The corresponding entries in identity (2.23) are equal, so we obtain (2.17)–(2.19).

Thus,

$S^{-1} = \begin{pmatrix} 0 & a^{-1} \\ b^{-1}q^{-1} \left ( x \right ) &-p\left ( x \right ) q^{-1}\left ( x \right ) \end{pmatrix}.$

According to Cayley Hamilton's theorem, the following matrix $S^{-1}$ identity is obtained:

$\begin{equation*} S^{-2} +p\left ( x \right )q^{-1} \left ( x \right )S ^{-1}-a^{-1} b^{-1} q^{-1} \left ( x \right ) I = 0, \end{equation*}$

then,

$\begin{equation*} \left ( S^{-2} \right ) ^{m} = \left ( a^{-1} b^{-1} q^{-1} \left ( x \right ) I- p\left ( x \right )q^{-1} \left ( x \right )S ^{-1} \right )^{m} = q^{-m} \left ( x \right ) \sum\limits_{k = 0}^{m}\binom{m}{k}\left ( -1 \right ) ^{k} p^{k} \left ( x \right ) S^{-k}\left ( ab \right ) ^{k-m}. \end{equation*}$

We obtain

$\begin{equation} \begin{aligned} \left ( ab \right ) ^{-m}& \begin{pmatrix} F_{-2m+1}\left ( x \right ) & a^{-1}b q\left ( x \right )F_{-2m}\left ( x \right ) \\ F_{-2m}\left ( x \right ) & q\left ( x \right )F_{-2m-1}\left ( x \right ) \end{pmatrix} = \left ( abq\left ( x \right ) \right ) ^{-m} \sum\limits_{k = 0}^{m}\binom{m}{k}\left ( -1 \right ) ^{k} p^{k}\left ( x \right )\left ( ab \right )^{\frac{k-\zeta \left ( k \right ) }{2} } \begin{pmatrix} b^{\zeta\left ( k \right ) }F_{-k+1} \left ( x \right ) & a^{-\zeta\left ( k+1 \right ) }bq\left ( x \right )F_{-k} \left ( x \right ) \\ a^{\zeta \left ( k \right ) }F_{-k} \left ( x \right ) & b^{\zeta \left ( k \right ) }q\left ( x \right )F_{-k-1} \left ( x \right ) \end{pmatrix} .\end{aligned} \end{equation}$

(2.24)

The corresponding entries in identity (2.24) are equal, so we obtain (2.20)–(2.22). □

3. The generalized bi-periodic Lucas polynomial

Inspired by ^[18], in this section, we define the generalized bi-periodic Lucas polynomial $\left \{ L_{n} \left (x \right) \right \}$ as follows:

Definition 3.1. The generalized bi-periodic Lucas polynomial is defined by

$L_{0} \left ( x \right ) = 2,\quad L_{1} \left ( x \right ) = ap\left ( x \right )$

and

$\begin{equation*} {L_{n}\left ( x \right ) = } \begin{cases} bp\left ( x \right ) L_{n-1}\left ( x \right )+q\left ( x \right )L_{n-2}\left ( x \right ), \quad & \text{if } n \text{ is even and } n \geq 2 ,\\ ap\left ( x \right ) L_{n-1}\left ( x \right )+q\left ( x \right )L_{n-2}\left ( x \right ) , \quad & \text{if } n \text{ is odd and } n \geq 3 , \end{cases} \end{equation*}$

where $a$ and $b$ are nonzero real numbers, and $p\left (x \right)$ , $q\left (x \right)$ are nonzero polynomials in $Q \left [ x \right ]$ .

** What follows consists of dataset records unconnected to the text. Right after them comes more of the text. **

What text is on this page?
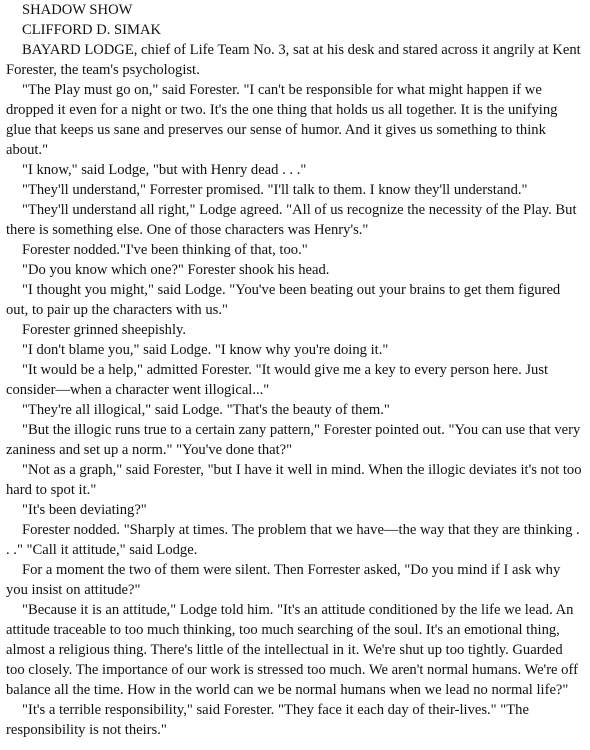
SHADOW SHOW

CLIFFORD D. SIMAK

BAYARD LODGE, chief of Life Team No. 3, sat at his desk and stared across it angrily at Kent Forester, the team's psychologist.

"The Play must go on," said Forester. "I can't be responsible for what might happen if we dropped it even for a night or two. It's the one thing that holds us all together. It is the unifying glue that keeps us sane and preserves our sense of humor. And it gives us something to think about."

"I know," said Lodge, "but with Henry dead . . ."

"They'll understand," Forrester promised. "I'll talk to them. I know they'll understand."

"They'll understand all right," Lodge agreed. "All of us recognize the necessity of the Play. But there is something else. One of those characters was Henry's."

Forester nodded."I've been thinking of that, too."

"Do you know which one?" Forester shook his head.

"I thought you might," said Lodge. "You've been beating out your brains to get them figured out, to pair up the characters with us."

Forester grinned sheepishly.

"I don't blame you," said Lodge. "I know why you're doing it."

"It would be a help," admitted Forester. "It would give me a key to every person here. Just consider—when a character went illogical..."

"They're all illogical," said Lodge. "That's the beauty of them."

"But the illogic runs true to a certain zany pattern," Forester pointed out. "You can use that very zaniness and set up a norm." "You've done that?"

"Not as a graph," said Forester, "but I have it well in mind. When the illogic deviates it's not too hard to spot it."

"It's been deviating?"

Forester nodded. "Sharply at times. The problem that we have—the way that they are thinking . . ." "Call it attitude," said Lodge.

For a moment the two of them were silent. Then Forrester asked, "Do you mind if I ask why you insist on attitude?"

"Because it is an attitude," Lodge told him. "It's an attitude conditioned by the life we lead. An attitude traceable to too much thinking, too much searching of the soul. It's an emotional thing, almost a religious thing. There's little of the intellectual in it. We're shut up too tightly. Guarded too closely. The importance of our work is stressed too much. We aren't normal humans. We're off balance all the time. How in the world can we be normal humans when we lead no normal life?"

"It's a terrible responsibility," said Forester. "They face it each day of their-lives." "The responsibility is not theirs."
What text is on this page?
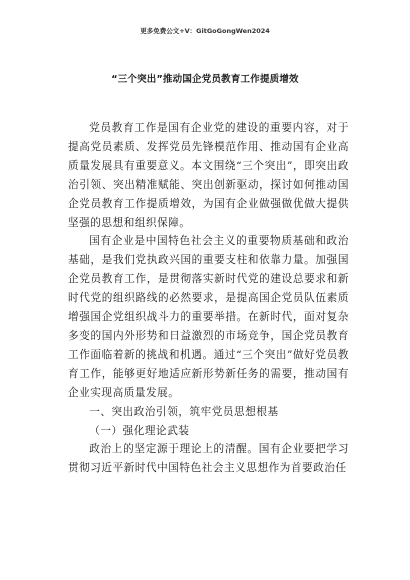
更多免费公文+V：GitGoGongWen2024
“三个突出”推动国企党员教育工作提质增效

党员教育工作是国有企业党的建设的重要内容，对于提高党员素质、发挥党员先锋模范作用、推动国有企业高质量发展具有重要意义。本文围绕“三个突出”，即突出政治引领、突出精准赋能、突出创新驱动，探讨如何推动国企党员教育工作提质增效，为国有企业做强做优做大提供坚强的思想和组织保障。

国有企业是中国特色社会主义的重要物质基础和政治基础，是我们党执政兴国的重要支柱和依靠力量。加强国企党员教育工作，是贯彻落实新时代党的建设总要求和新时代党的组织路线的必然要求，是提高国企党员队伍素质增强国企党组织战斗力的重要举措。在新时代，面对复杂多变的国内外形势和日益激烈的市场竞争，国企党员教育工作面临着新的挑战和机遇。通过“三个突出”做好党员教育工作，能够更好地适应新形势新任务的需要，推动国有企业实现高质量发展。

一、突出政治引领，筑牢党员思想根基

（一）强化理论武装

政治上的坚定源于理论上的清醒。国有企业要把学习贯彻习近平新时代中国特色社会主义思想作为首要政治任
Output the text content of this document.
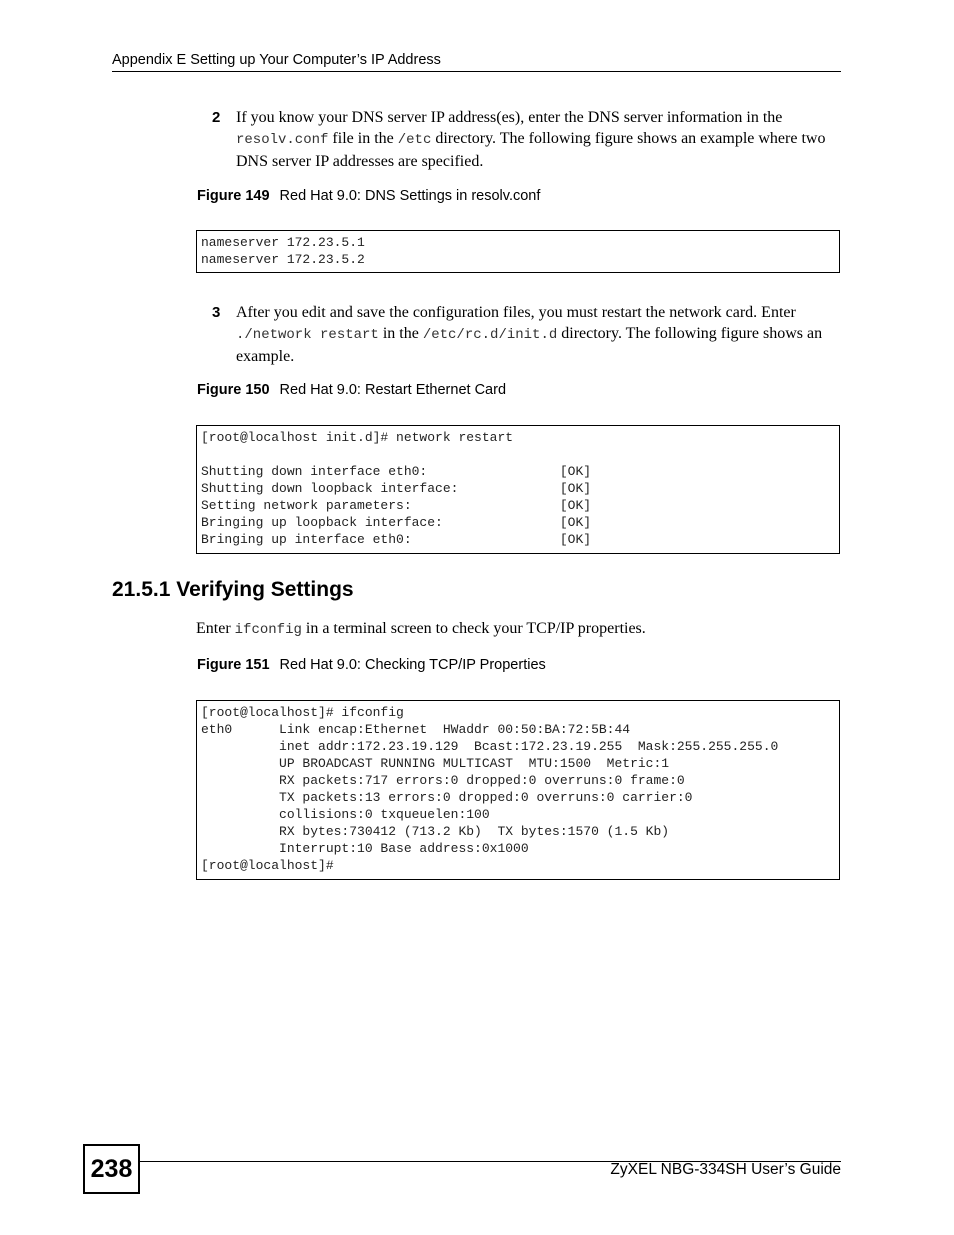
Appendix E Setting up Your Computer’s IP Address
2 If you know your DNS server IP address(es), enter the DNS server information in the resolv.conf file in the /etc directory. The following figure shows an example where two DNS server IP addresses are specified.
Figure 149 Red Hat 9.0: DNS Settings in resolv.conf
nameserver 172.23.5.1
nameserver 172.23.5.2
3 After you edit and save the configuration files, you must restart the network card. Enter ./network restart in the /etc/rc.d/init.d directory. The following figure shows an example.
Figure 150 Red Hat 9.0: Restart Ethernet Card
[root@localhost init.d]# network restart

Shutting down interface eth0:                 [OK]
Shutting down loopback interface:             [OK]
Setting network parameters:                   [OK]
Bringing up loopback interface:               [OK]
Bringing up interface eth0:                   [OK]
21.5.1 Verifying Settings
Enter ifconfig in a terminal screen to check your TCP/IP properties.
Figure 151 Red Hat 9.0: Checking TCP/IP Properties
[root@localhost]# ifconfig
eth0      Link encap:Ethernet  HWaddr 00:50:BA:72:5B:44
inet addr:172.23.19.129  Bcast:172.23.19.255  Mask:255.255.255.0
UP BROADCAST RUNNING MULTICAST  MTU:1500  Metric:1
RX packets:717 errors:0 dropped:0 overruns:0 frame:0
TX packets:13 errors:0 dropped:0 overruns:0 carrier:0
collisions:0 txqueuelen:100
RX bytes:730412 (713.2 Kb)  TX bytes:1570 (1.5 Kb)
Interrupt:10 Base address:0x1000
[root@localhost]#
238	ZyXEL NBG-334SH User’s Guide
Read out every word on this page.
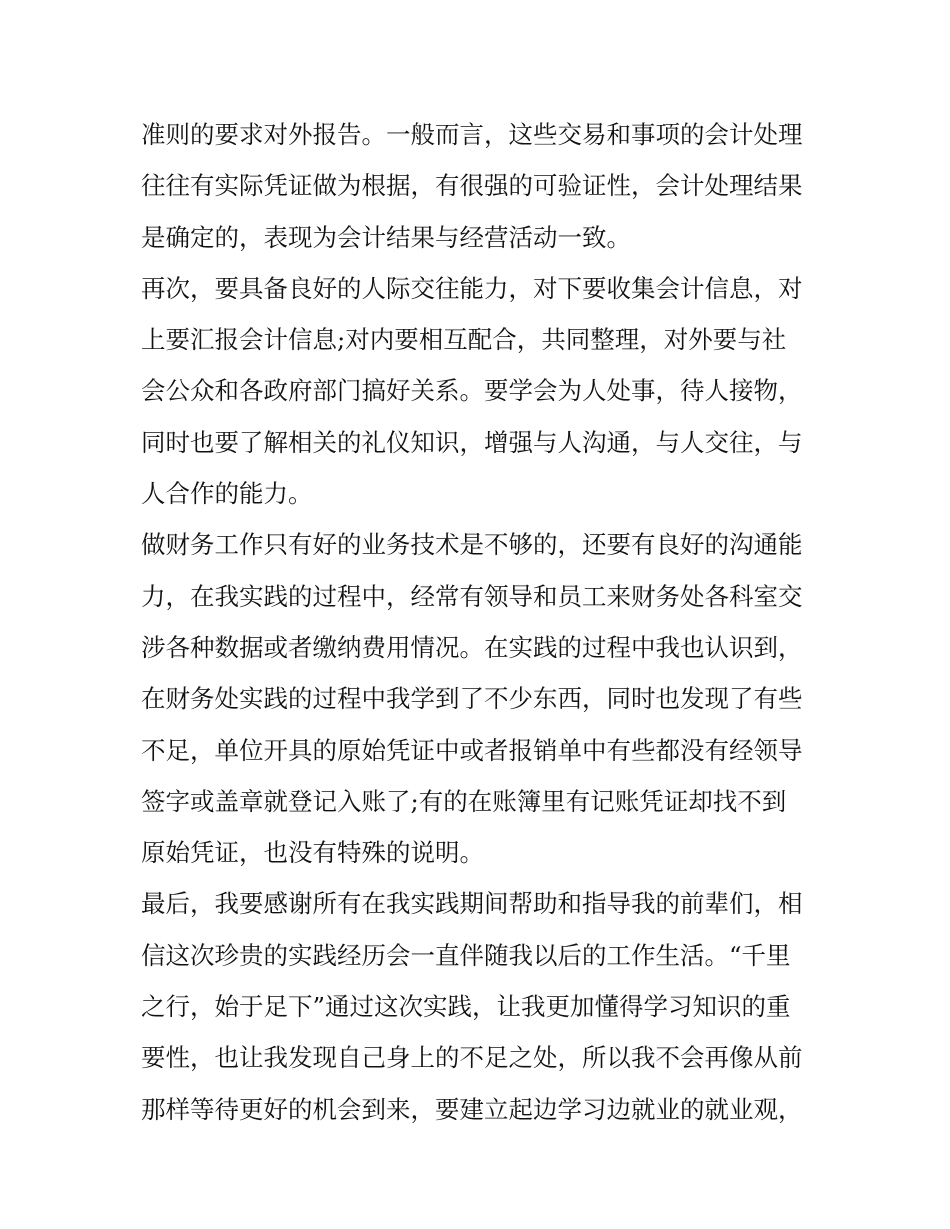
准则的要求对外报告。一般而言，这些交易和事项的会计处理
往往有实际凭证做为根据，有很强的可验证性，会计处理结果
是确定的，表现为会计结果与经营活动一致。
再次，要具备良好的人际交往能力，对下要收集会计信息，对
上要汇报会计信息;对内要相互配合，共同整理，对外要与社
会公众和各政府部门搞好关系。要学会为人处事，待人接物，
同时也要了解相关的礼仪知识，增强与人沟通，与人交往，与
人合作的能力。
做财务工作只有好的业务技术是不够的，还要有良好的沟通能
力，在我实践的过程中，经常有领导和员工来财务处各科室交
涉各种数据或者缴纳费用情况。在实践的过程中我也认识到，
在财务处实践的过程中我学到了不少东西，同时也发现了有些
不足，单位开具的原始凭证中或者报销单中有些都没有经领导
签字或盖章就登记入账了;有的在账簿里有记账凭证却找不到
原始凭证，也没有特殊的说明。
最后，我要感谢所有在我实践期间帮助和指导我的前辈们，相
信这次珍贵的实践经历会一直伴随我以后的工作生活。“千里
之行，始于足下”通过这次实践，让我更加懂得学习知识的重
要性，也让我发现自己身上的不足之处，所以我不会再像从前
那样等待更好的机会到来，要建立起边学习边就业的就业观，
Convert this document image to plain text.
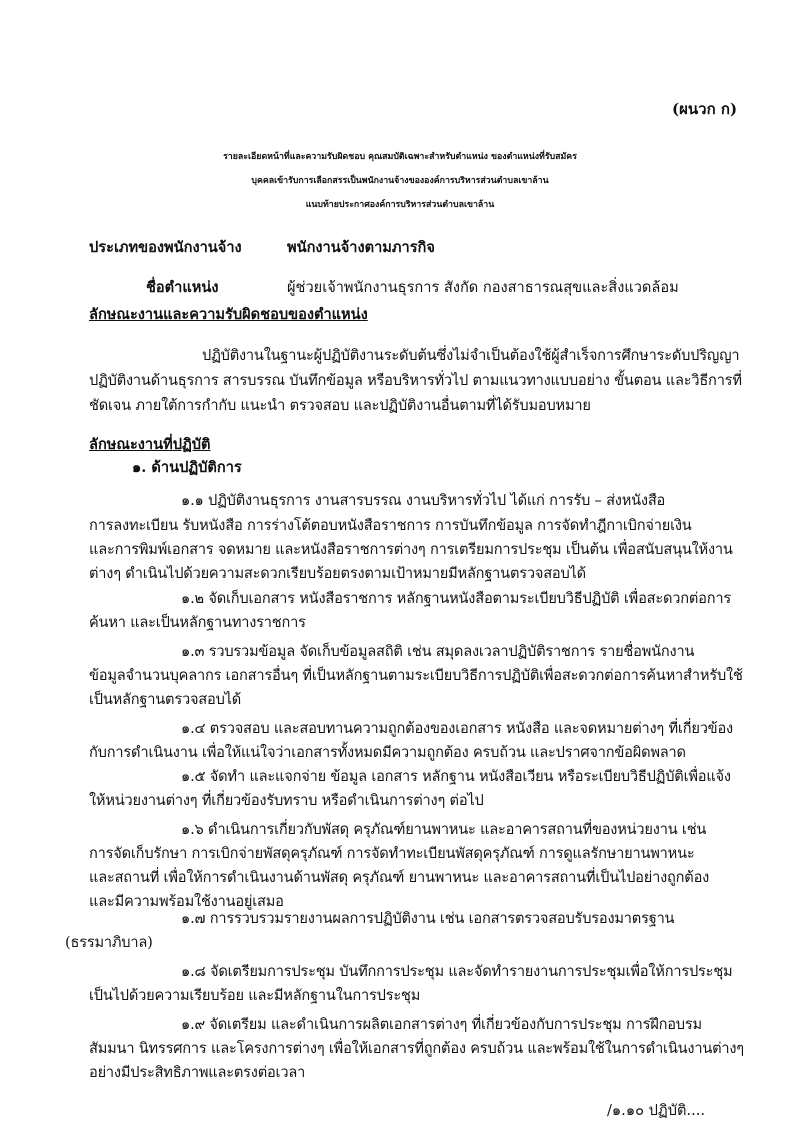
(ผนวก ก)
รายละเอียดหน้าที่และความรับผิดชอบ คุณสมบัติเฉพาะสำหรับตำแหน่ง ของตำแหน่งที่รับสมัคร
บุคคลเข้ารับการเลือกสรรเป็นพนักงานจ้างขององค์การบริหารส่วนตำบลเขาล้าน
แนบท้ายประกาศองค์การบริหารส่วนตำบลเขาล้าน
ประเภทของพนักงานจ้าง	พนักงานจ้างตามภารกิจ
ชื่อตำแหน่ง	ผู้ช่วยเจ้าพนักงานธุรการ สังกัด กองสาธารณสุขและสิ่งแวดล้อม
ลักษณะงานและความรับผิดชอบของตำแหน่ง
ปฏิบัติงานในฐานะผู้ปฏิบัติงานระดับต้นซึ่งไม่จำเป็นต้องใช้ผู้สำเร็จการศึกษาระดับปริญญา
ปฏิบัติงานด้านธุรการ สารบรรณ บันทึกข้อมูล หรือบริหารทั่วไป ตามแนวทางแบบอย่าง ขั้นตอน และวิธีการที่
ชัดเจน ภายใต้การกำกับ แนะนำ ตรวจสอบ และปฏิบัติงานอื่นตามที่ได้รับมอบหมาย
ลักษณะงานที่ปฏิบัติ
๑. ด้านปฏิบัติการ
๑.๑ ปฏิบัติงานธุรการ งานสารบรรณ งานบริหารทั่วไป ได้แก่ การรับ – ส่งหนังสือ
การลงทะเบียน รับหนังสือ การร่างโต้ตอบหนังสือราชการ การบันทึกข้อมูล การจัดทำฎีกาเบิกจ่ายเงิน
และการพิมพ์เอกสาร จดหมาย และหนังสือราชการต่างๆ การเตรียมการประชุม เป็นต้น เพื่อสนับสนุนให้งาน
ต่างๆ ดำเนินไปด้วยความสะดวกเรียบร้อยตรงตามเป้าหมายมีหลักฐานตรวจสอบได้
๑.๒ จัดเก็บเอกสาร หนังสือราชการ หลักฐานหนังสือตามระเบียบวิธีปฏิบัติ เพื่อสะดวกต่อการ
ค้นหา และเป็นหลักฐานทางราชการ
๑.๓ รวบรวมข้อมูล จัดเก็บข้อมูลสถิติ เช่น สมุดลงเวลาปฏิบัติราชการ รายชื่อพนักงาน
ข้อมูลจำนวนบุคลากร เอกสารอื่นๆ ที่เป็นหลักฐานตามระเบียบวิธีการปฏิบัติเพื่อสะดวกต่อการค้นหาสำหรับใช้
เป็นหลักฐานตรวจสอบได้
๑.๔ ตรวจสอบ และสอบทานความถูกต้องของเอกสาร หนังสือ และจดหมายต่างๆ ที่เกี่ยวข้อง
กับการดำเนินงาน เพื่อให้แน่ใจว่าเอกสารทั้งหมดมีความถูกต้อง ครบถ้วน และปราศจากข้อผิดพลาด
๑.๕ จัดทำ และแจกจ่าย ข้อมูล เอกสาร หลักฐาน หนังสือเวียน หรือระเบียบวิธีปฏิบัติเพื่อแจ้ง
ให้หน่วยงานต่างๆ ที่เกี่ยวข้องรับทราบ หรือดำเนินการต่างๆ ต่อไป
๑.๖ ดำเนินการเกี่ยวกับพัสดุ ครุภัณฑ์ยานพาหนะ และอาคารสถานที่ของหน่วยงาน เช่น
การจัดเก็บรักษา การเบิกจ่ายพัสดุครุภัณฑ์ การจัดทำทะเบียนพัสดุครุภัณฑ์ การดูแลรักษายานพาหนะ
และสถานที่ เพื่อให้การดำเนินงานด้านพัสดุ ครุภัณฑ์ ยานพาหนะ และอาคารสถานที่เป็นไปอย่างถูกต้อง
และมีความพร้อมใช้งานอยู่เสมอ
๑.๗ การรวบรวมรายงานผลการปฏิบัติงาน เช่น เอกสารตรวจสอบรับรองมาตรฐาน
(ธรรมาภิบาล)
๑.๘ จัดเตรียมการประชุม บันทึกการประชุม และจัดทำรายงานการประชุมเพื่อให้การประชุม
เป็นไปด้วยความเรียบร้อย และมีหลักฐานในการประชุม
๑.๙ จัดเตรียม และดำเนินการผลิตเอกสารต่างๆ ที่เกี่ยวข้องกับการประชุม การฝึกอบรม
สัมมนา นิทรรศการ และโครงการต่างๆ เพื่อให้เอกสารที่ถูกต้อง ครบถ้วน และพร้อมใช้ในการดำเนินงานต่างๆ
อย่างมีประสิทธิภาพและตรงต่อเวลา
/๑.๑๐ ปฏิบัติ....
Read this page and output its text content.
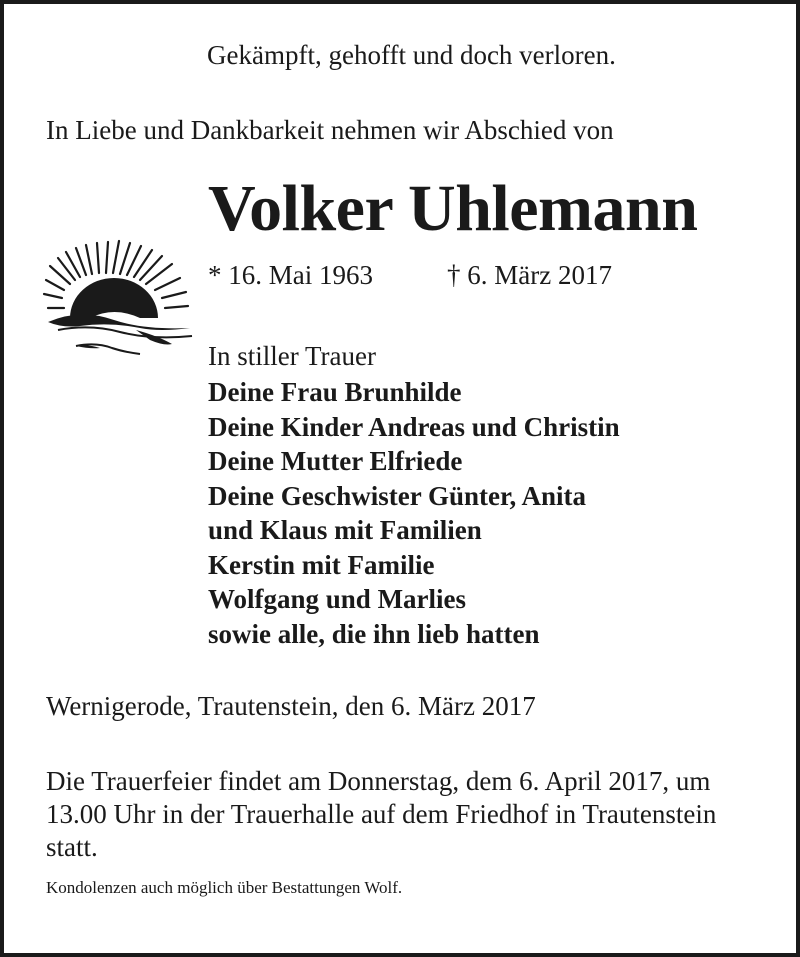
Gekämpft, gehofft und doch verloren.
In Liebe und Dankbarkeit nehmen wir Abschied von
Volker Uhlemann
* 16. Mai 1963	† 6. März 2017
In stiller Trauer
Deine Frau Brunhilde
Deine Kinder Andreas und Christin
Deine Mutter Elfriede
Deine Geschwister Günter, Anita
und Klaus mit Familien
Kerstin mit Familie
Wolfgang und Marlies
sowie alle, die ihn lieb hatten
Wernigerode, Trautenstein, den 6. März 2017
Die Trauerfeier findet am Donnerstag, dem 6. April 2017, um
13.00 Uhr in der Trauerhalle auf dem Friedhof in Trautenstein
statt.
Kondolenzen auch möglich über Bestattungen Wolf.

According to the definition, we obtain another expression of the generalized bi-periodic Lucas polynomial as follows:

$\begin{equation} L_{m}\left ( x \right ) = a^{\zeta \left ( m \right ) } b^{1-\zeta \left ( m \right ) }p\left ( x \right )L_{m-1} \left ( x \right ) +q\left ( x \right )L_{m-2}\left ( x \right ), \quad m\ge 2, \end{equation}$

(3.1)

where

$\zeta \left ( m \right ) = m-2\left \lfloor \frac{m}{2} \right \rfloor$

is the parity function, with $\left \lfloor \cdot \right \rfloor$ denoting the floor function. The characteristic polynomial of the generalized bi-periodic Lucas polynomial is

$\begin{equation*} t^{2} -p\left ( x \right ) abt-q\left ( x \right )ab = 0 , \end{equation*}$

and the roots are

$\sigma \left ( x \right ) = \frac{abp\left ( x \right )+\sqrt{a^{2}b^{2}p^{2}\left ( x \right )+4abq\left ( x \right ) } }{2}$

and

$\tau \left ( x \right ) = \frac{abp\left ( x \right )-\sqrt{a^{2}b^{2}p^{2}\left ( x \right )+4abq\left ( x \right ) } }{2} .$

We have:

(p) $\sigma \left (x \right) +\tau \left (x \right) = abp\left (x \right)$ ,

(q) $\sigma \left (x \right) -\tau \left (x \right) = \sqrt{p^{2}\left (x \right)a^{2} b^{2}+4q\left (x \right)ab }$ ,

(r) $\sigma \left (x \right) \tau \left (x \right) = -abq\left (x \right)$ .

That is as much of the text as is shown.